1. Force-Linker Headers

Warning

The framework is rapidly evolving. The documentation might be out-of-sync with the implementation. The purpose of this documentation is to give context for upcoming reviews.

1.1. The problem

SSAF uses llvm::Registry<> for decentralized registration of summary extractors and serialization formats. Each registration is a file-scope static object whose constructor adds an entry to the global registry:

// In MyExtractor.cpp
static TUSummaryExtractorRegistry::Add<MyExtractor>
    RegisterExtractor("MyExtractor", "My summary extractor");

When the translation unit containing this static object is compiled into a static library (.a / .lib), the static linker will only pull in object files that resolve an undefined symbol in the consuming binary. Because no code ever calls anything in MyExtractor.o directly, the linker discards the object file — and the registration never runs.

This is not a problem for shared libraries (.so / .dylib), because the dynamic linker loads the entire shared object and runs all global constructors unconditionally.

1.2. The solution: anchor symbols

Each registration translation unit defines a volatile int anchor symbol:

// In MyExtractor.cpp — next to the registry Add<> object
// NOLINTNEXTLINE(misc-use-internal-linkage)
volatile int SSAFMyExtractorAnchorSource = 0;

A force-linker header declares the symbol as extern and reads it into a [[maybe_unused]] static int destination:

// In SSAFBuiltinForceLinker.h
extern volatile int SSAFMyExtractorAnchorSource;
[[maybe_unused]] static int SSAFMyExtractorAnchorDestination =
    SSAFMyExtractorAnchorSource;

Any translation unit that #includes this header now has a reference to SSAFMyExtractorAnchorSource, which forces the linker to pull in MyExtractor.o — and with it, the static Add<> registration object.

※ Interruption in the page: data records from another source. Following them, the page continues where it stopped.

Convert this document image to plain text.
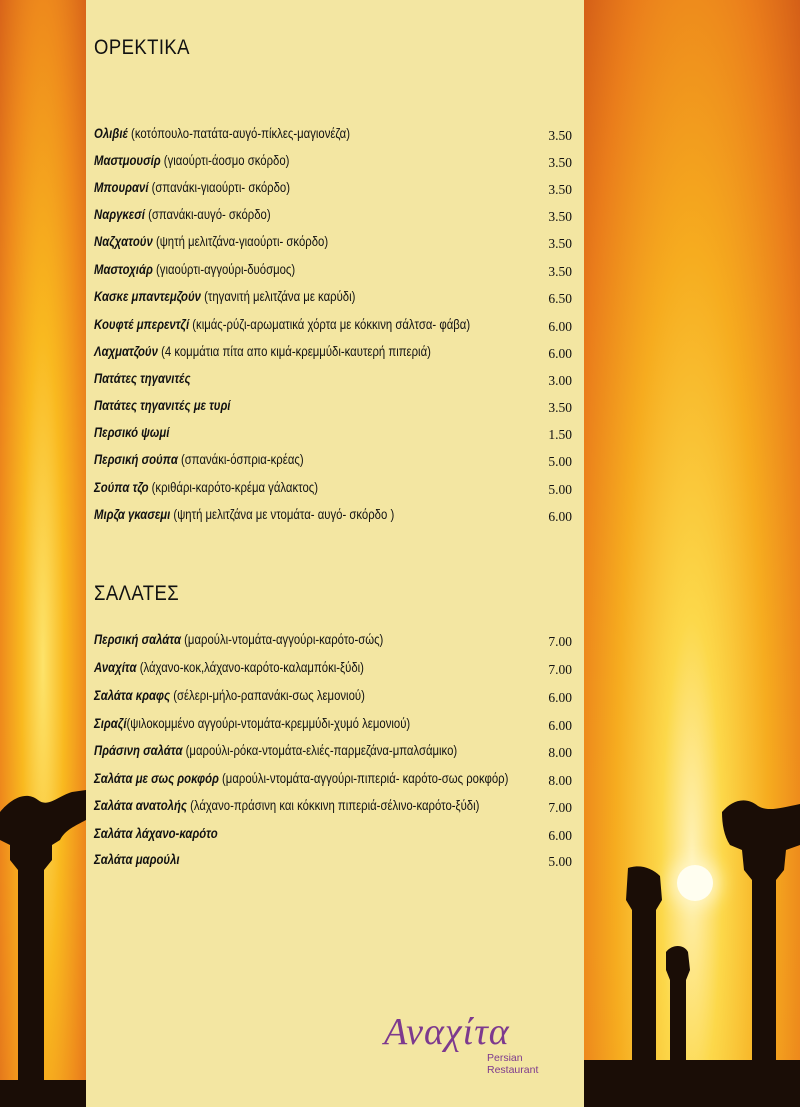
ΟΡΕΚΤΙΚΑ
Ολιβιέ (κοτόπουλο-πατάτα-αυγό-πίκλες-μαγιονέζα)	3.50
Μαστμουσίρ (γιαούρτι-άοσμο σκόρδο)	3.50
Μπουρανί (σπανάκι-γιαούρτι- σκόρδο)	3.50
Ναργκεσί (σπανάκι-αυγό- σκόρδο)	3.50
Ναζχατούν (ψητή μελιτζάνα-γιαούρτι- σκόρδο)	3.50
Μαστοχιάρ (γιαούρτι-αγγούρι-δυόσμος)	3.50
Κασκε μπαντεμζούν (τηγανιτή μελιτζάνα με καρύδι)	6.50
Κουφτέ μπερεντζί (κιμάς-ρύζι-αρωματικά χόρτα με κόκκινη σάλτσα- φάβα)	6.00
Λαχματζούν (4 κομμάτια πίτα απο κιμά-κρεμμύδι-καυτερή πιπεριά)	6.00
Πατάτες τηγανιτές	3.00
Πατάτες τηγανιτές με τυρί	3.50
Περσικό ψωμί	1.50
Περσική σούπα (σπανάκι-όσπρια-κρέας)	5.00
Σούπα τζο (κριθάρι-καρότο-κρέμα γάλακτος)	5.00
Μιρζα γκασεμι (ψητή μελιτζάνα με ντομάτα- αυγό- σκόρδο )	6.00
ΣΑΛΑΤΕΣ
Περσική σαλάτα (μαρούλι-ντομάτα-αγγούρι-καρότο-σώς)	7.00
Αναχίτα (λάχανο-κοκ,λάχανο-καρότο-καλαμπόκι-ξύδι)	7.00
Σαλάτα κραφς (σέλερι-μήλο-ραπανάκι-σως λεμονιού)	6.00
Σιραζί(ψιλοκομμένο αγγούρι-ντομάτα-κρεμμύδι-χυμό λεμονιού)	6.00
Πράσινη σαλάτα (μαρούλι-ρόκα-ντομάτα-ελιές-παρμεζάνα-μπαλσάμικο)	8.00
Σαλάτα με σως ροκφόρ (μαρούλι-ντομάτα-αγγούρι-πιπεριά- καρότο-σως ροκφόρ)	8.00
Σαλάτα ανατολής (λάχανο-πράσινη και κόκκινη πιπεριά-σέλινο-καρότο-ξύδι)	7.00
Σαλάτα λάχανο-καρότο	6.00
Σαλάτα μαρούλι	5.00
Αναχίτα
Persian
Restaurant
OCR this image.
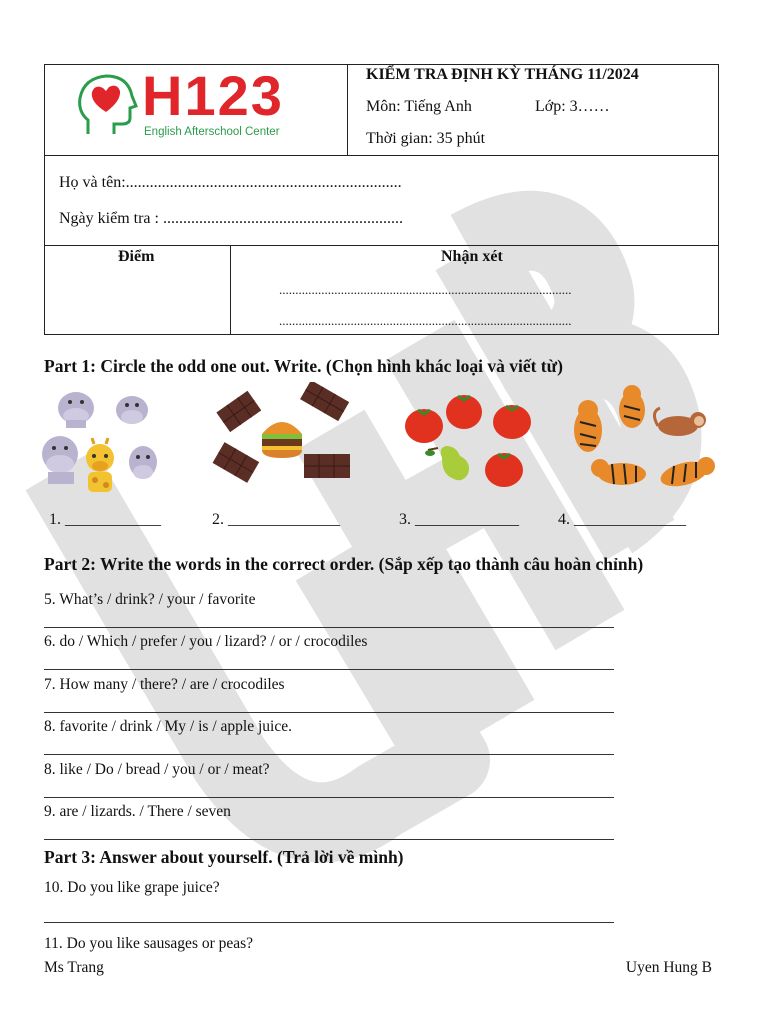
H123
English Afterschool Center
KIỂM TRA ĐỊNH KỲ THÁNG 11/2024
Môn: Tiếng Anh	Lớp: 3……
Thời gian: 35 phút
Họ và tên:.....................................................................
Ngày kiểm tra : ............................................................
Điểm	Nhận xét
..........................................................................................
..........................................................................................
Part 1: Circle the odd one out. Write. (Chọn hình khác loại và viết từ)
1. ____________	2. ______________	3. _____________ 4. ______________
Part 2: Write the words in the correct order. (Sắp xếp tạo thành câu hoàn chỉnh)
5. What’s / drink? / your / favorite
6. do / Which / prefer / you / lizard? / or / crocodiles
7. How many / there? / are / crocodiles
8. favorite / drink / My / is / apple juice.
8. like / Do / bread / you / or / meat?
9. are / lizards. / There / seven
Part 3: Answer about yourself. (Trả lời về mình)
10. Do you like grape juice?
11. Do you like sausages or peas?
Ms Trang	Uyen Hung B
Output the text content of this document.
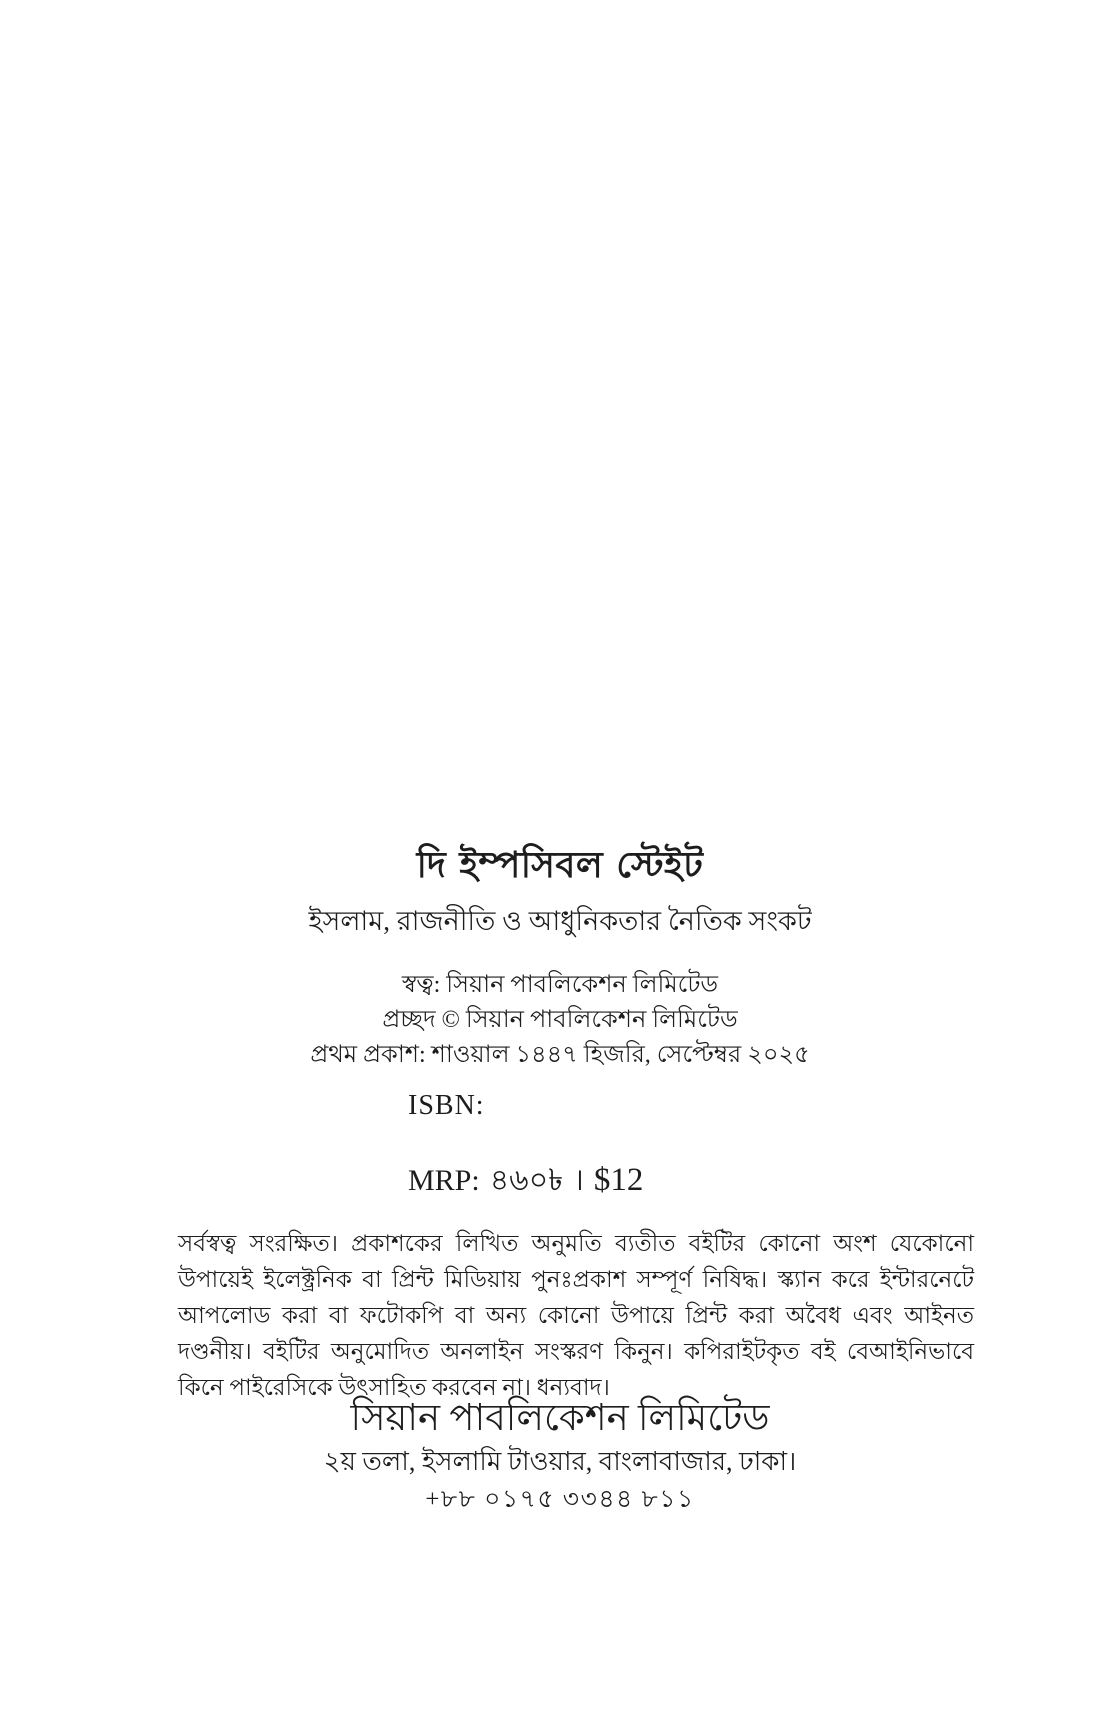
দি ইম্পসিবল স্টেইট
ইসলাম, রাজনীতি ও আধুনিকতার নৈতিক সংকট
স্বত্ব: সিয়ান পাবলিকেশন লিমিটেড
প্রচ্ছদ © সিয়ান পাবলিকেশন লিমিটেড
প্রথম প্রকাশ: শাওয়াল ১৪৪৭ হিজরি, সেপ্টেম্বর ২০২৫
ISBN:
MRP: ৪৬০৳ । $12

সর্বস্বত্ব সংরক্ষিত। প্রকাশকের লিখিত অনুমতি ব্যতীত বইটির কোনো অংশ যেকোনো উপায়েই ইলেক্ট্রনিক বা প্রিন্ট মিডিয়ায় পুনঃপ্রকাশ সম্পূর্ণ নিষিদ্ধ। স্ক্যান করে ইন্টারনেটে আপলোড করা বা ফটোকপি বা অন্য কোনো উপায়ে প্রিন্ট করা অবৈধ এবং আইনত দণ্ডনীয়। বইটির অনুমোদিত অনলাইন সংস্করণ কিনুন। কপিরাইটকৃত বই বেআইনিভাবে কিনে পাইরেসিকে উৎসাহিত করবেন না। ধন্যবাদ।

সিয়ান পাবলিকেশন লিমিটেড
২য় তলা, ইসলামি টাওয়ার, বাংলাবাজার, ঢাকা।
+৮৮ ০১৭৫ ৩৩৪৪ ৮১১
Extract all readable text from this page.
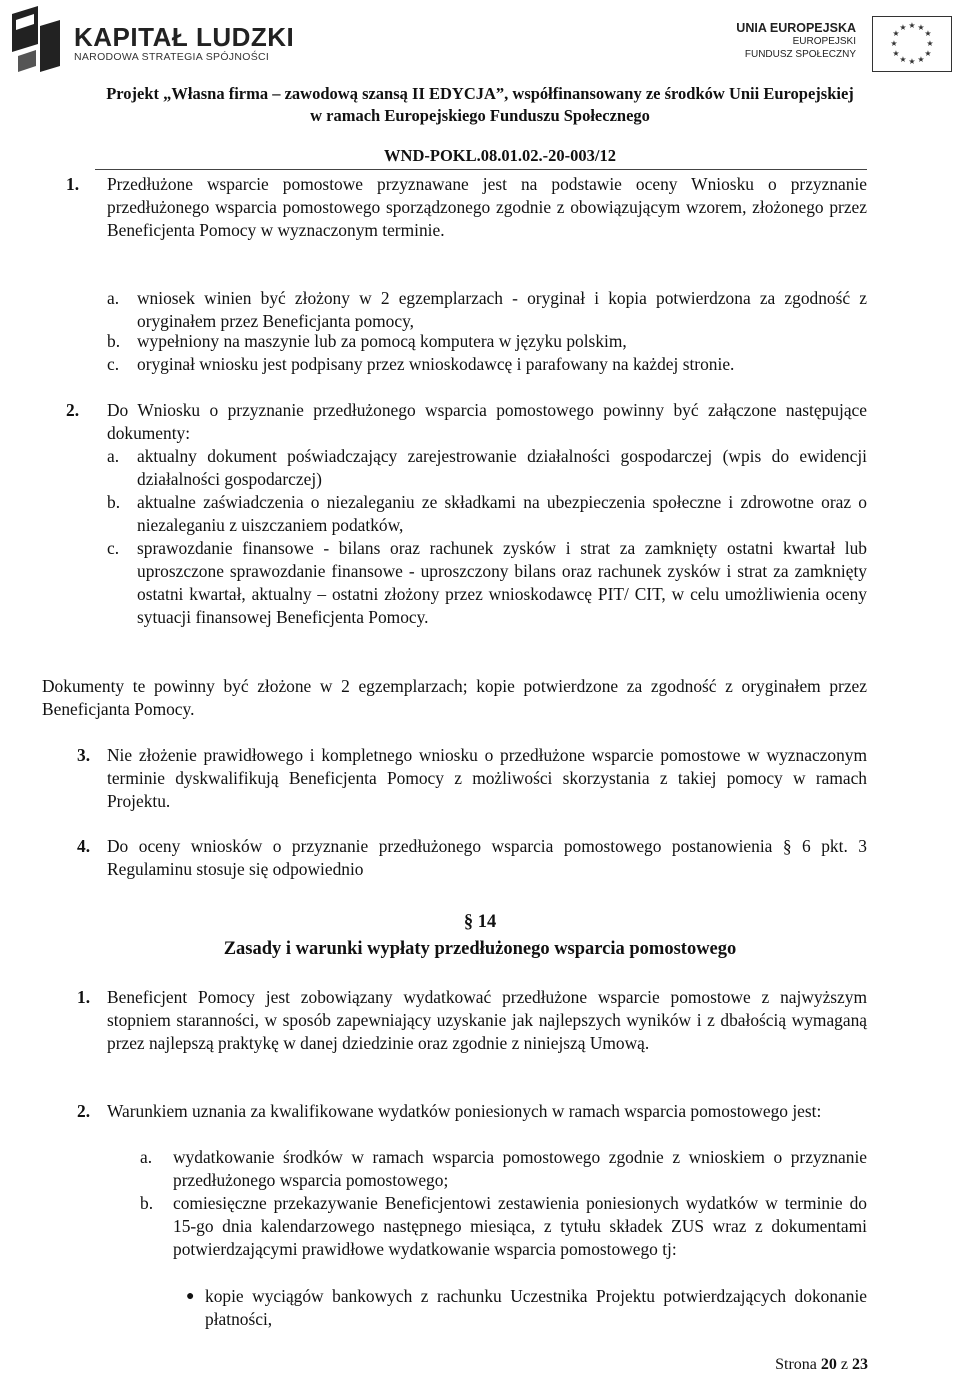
KAPITAŁ LUDZKI
NARODOWA STRATEGIA SPÓJNOŚCI
UNIA EUROPEJSKA
EUROPEJSKI
FUNDUSZ SPOŁECZNY
★ ★
★
★
★
★
★
★
★
★
★
★
Projekt „Własna firma – zawodową szansą II EDYCJA”, współfinansowany ze środków Unii Europejskiej
w ramach Europejskiego Funduszu Społecznego
WND-POKL.08.01.02.-20-003/12
1. Przedłużone wsparcie pomostowe przyznawane jest na podstawie oceny Wniosku o przyznanie przedłużonego wsparcia pomostowego sporządzonego zgodnie z obowiązującym wzorem, złożonego przez Beneficjenta Pomocy w wyznaczonym terminie.
a. wniosek winien być złożony w 2 egzemplarzach - oryginał i kopia potwierdzona za zgodność z oryginałem przez Beneficjanta pomocy,
b. wypełniony na maszynie lub za pomocą komputera w języku polskim,
c. oryginał wniosku jest podpisany przez wnioskodawcę i parafowany na każdej stronie.
2. Do Wniosku o przyznanie przedłużonego wsparcia pomostowego powinny być załączone następujące dokumenty:
a. aktualny dokument poświadczający zarejestrowanie działalności gospodarczej (wpis do ewidencji działalności gospodarczej)
b. aktualne zaświadczenia o niezaleganiu ze składkami na ubezpieczenia społeczne i zdrowotne oraz o niezaleganiu z uiszczaniem podatków,
c. sprawozdanie finansowe - bilans oraz rachunek zysków i strat za zamknięty ostatni kwartał lub uproszczone sprawozdanie finansowe - uproszczony bilans oraz rachunek zysków i strat za zamknięty ostatni kwartał, aktualny – ostatni złożony przez wnioskodawcę PIT/ CIT, w celu umożliwienia oceny sytuacji finansowej Beneficjenta Pomocy.
Dokumenty te powinny być złożone w 2 egzemplarzach; kopie potwierdzone za zgodność z oryginałem przez Beneficjanta Pomocy.
3. Nie złożenie prawidłowego i kompletnego wniosku o przedłużone wsparcie pomostowe w wyznaczonym terminie dyskwalifikują Beneficjenta Pomocy z możliwości skorzystania z takiej pomocy w ramach Projektu.
4. Do oceny wniosków o przyznanie przedłużonego wsparcia pomostowego postanowienia § 6 pkt. 3 Regulaminu stosuje się odpowiednio
§ 14
Zasady i warunki wypłaty przedłużonego wsparcia pomostowego
1. Beneficjent Pomocy jest zobowiązany wydatkować przedłużone wsparcie pomostowe z najwyższym stopniem staranności, w sposób zapewniający uzyskanie jak najlepszych wyników i z dbałością wymaganą przez najlepszą praktykę w danej dziedzinie oraz zgodnie z niniejszą Umową.
2. Warunkiem uznania za kwalifikowane wydatków poniesionych w ramach wsparcia pomostowego jest:
a. wydatkowanie środków w ramach wsparcia pomostowego zgodnie z wnioskiem o przyznanie przedłużonego wsparcia pomostowego;
b. comiesięczne przekazywanie Beneficjentowi zestawienia poniesionych wydatków w terminie do 15-go dnia kalendarzowego następnego miesiąca, z tytułu składek ZUS wraz z dokumentami potwierdzającymi prawidłowe wydatkowanie wsparcia pomostowego tj:
● kopie wyciągów bankowych z rachunku Uczestnika Projektu potwierdzających dokonanie płatności,
Strona 20 z 23
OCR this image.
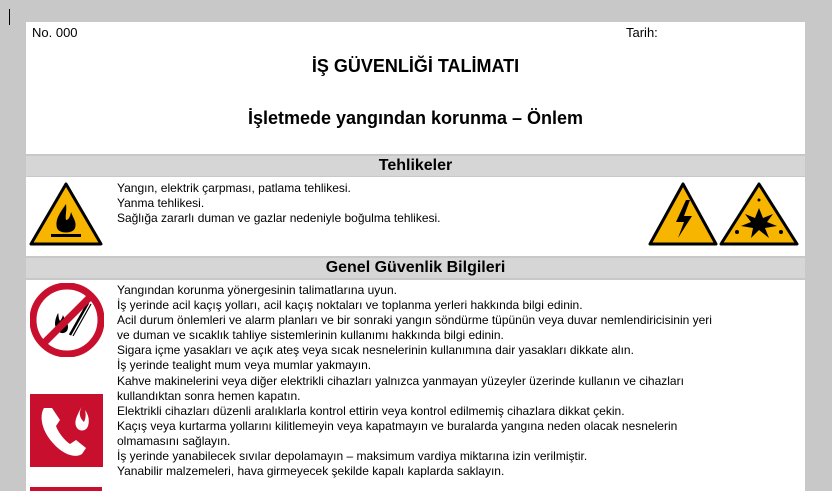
No. 000	Tarih:
İŞ GÜVENLİĞİ TALİMATI
İşletmede yangından korunma – Önlem
Tehlikeler
Yangın, elektrik çarpması, patlama tehlikesi.
Yanma tehlikesi.
Sağlığa zararlı duman ve gazlar nedeniyle boğulma tehlikesi.
Genel Güvenlik Bilgileri
Yangından korunma yönergesinin talimatlarına uyun.
İş yerinde acil kaçış yolları, acil kaçış noktaları ve toplanma yerleri hakkında bilgi edinin.
Acil durum önlemleri ve alarm planları ve bir sonraki yangın söndürme tüpünün veya duvar nemlendiricisinin yeri
ve duman ve sıcaklık tahliye sistemlerinin kullanımı hakkında bilgi edinin.
Sigara içme yasakları ve açık ateş veya sıcak nesnelerinin kullanımına dair yasakları dikkate alın.
İş yerinde tealight mum veya mumlar yakmayın.
Kahve makinelerini veya diğer elektrikli cihazları yalnızca yanmayan yüzeyler üzerinde kullanın ve cihazları
kullandıktan sonra hemen kapatın.
Elektrikli cihazları düzenli aralıklarla kontrol ettirin veya kontrol edilmemiş cihazlara dikkat çekin.
Kaçış veya kurtarma yollarını kilitlemeyin veya kapatmayın ve buralarda yangına neden olacak nesnelerin
olmamasını sağlayın.
İş yerinde yanabilecek sıvılar depolamayın – maksimum vardiya miktarına izin verilmiştir.
Yanabilir malzemeleri, hava girmeyecek şekilde kapalı kaplarda saklayın.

The volatile qualifier is essential: without it the compiler could constant-fold the 0 and eliminate the reference entirely.

1.2.1. Header hierarchy

SSAFForceLinker.h                   (umbrella — include this in binaries)
└── SSAFBuiltinForceLinker.h        (upstream built-in anchors only)
  • clang/include/clang/Analysis/Scalable/SSAFBuiltinForceLinker.h — anchors for upstream-provided (built-in) extractors and formats (e.g. JSONFormat).

  • clang/include/clang/Analysis/Scalable/SSAFForceLinker.h — umbrella header that includes SSAFBuiltinForceLinker.h. This is the header that downstream projects should modify to add their own force-linker includes (see How to Extend the Framework).

Include the umbrella header with // IWYU pragma: keep in any translation unit that must guarantee all registrations are active — typically the entry point of a binary that uses clangAnalysisScalable:

// In ExecuteCompilerInvocation.cpp
#include "clang/Analysis/Scalable/SSAFForceLinker.h" // IWYU pragma: keep

1.2.2. Naming convention

Anchor symbols follow the pattern SSAF<Component>AnchorSource and SSAF<Component>AnchorDestination. For example:

  • SSAFJSONFormatAnchorSource / SSAFJSONFormatAnchorDestination

  • SSAFMyExtractorAnchorSource / SSAFMyExtractorAnchorDestination

1.3. Considered alternatives

1.3.1. --whole-archive / -force_load

The linker can be instructed to include every object file from a static library, regardless of whether any symbols are referenced:

# GNU ld / lld (Linux, BSD)
-Wl,--whole-archive -lclangAnalysisScalable -Wl,--no-whole-archive

# Apple ld
-Wl,-force_load,libclangAnalysisScalable.a

Since CMake 3.24, the $<LINK_LIBRARY:WHOLE_ARCHIVE,...> generator expression provides a portable way to do the same:

target_link_libraries(clang PRIVATE
  "$<LINK_LIBRARY:WHOLE_ARCHIVE,clangAnalysisScalable>")

Why we did not choose this approach:

  • It is a blunt instrument — all object files in the library are pulled in, increasing binary size.

  • The anchor approach only targets specific object files: only registrations whose anchors are referenced in a force-linker header are pulled in.

  • --whole-archive semantics vary across platforms and toolchains, requiring platform-specific CMake logic or the relatively new WHOLE_ARCHIVE generator expression.

1.3.2. Explicit initialization functions

An alternative is a central initializeSSAFRegistrations() function that explicitly calls into each registration module:

void initializeSSAFRegistrations() {
  initializeJSONFormat();
  initializeMyExtractor();
  // ... one entry per registration
}

Why we did not choose this approach:

  • It reintroduces a centralized list that must be maintained manually, defeating the decoupled-registration benefit of llvm::Registry.

  • Adding a new extractor or format requires modifying a central file, which increases merge-conflict risk for downstream users.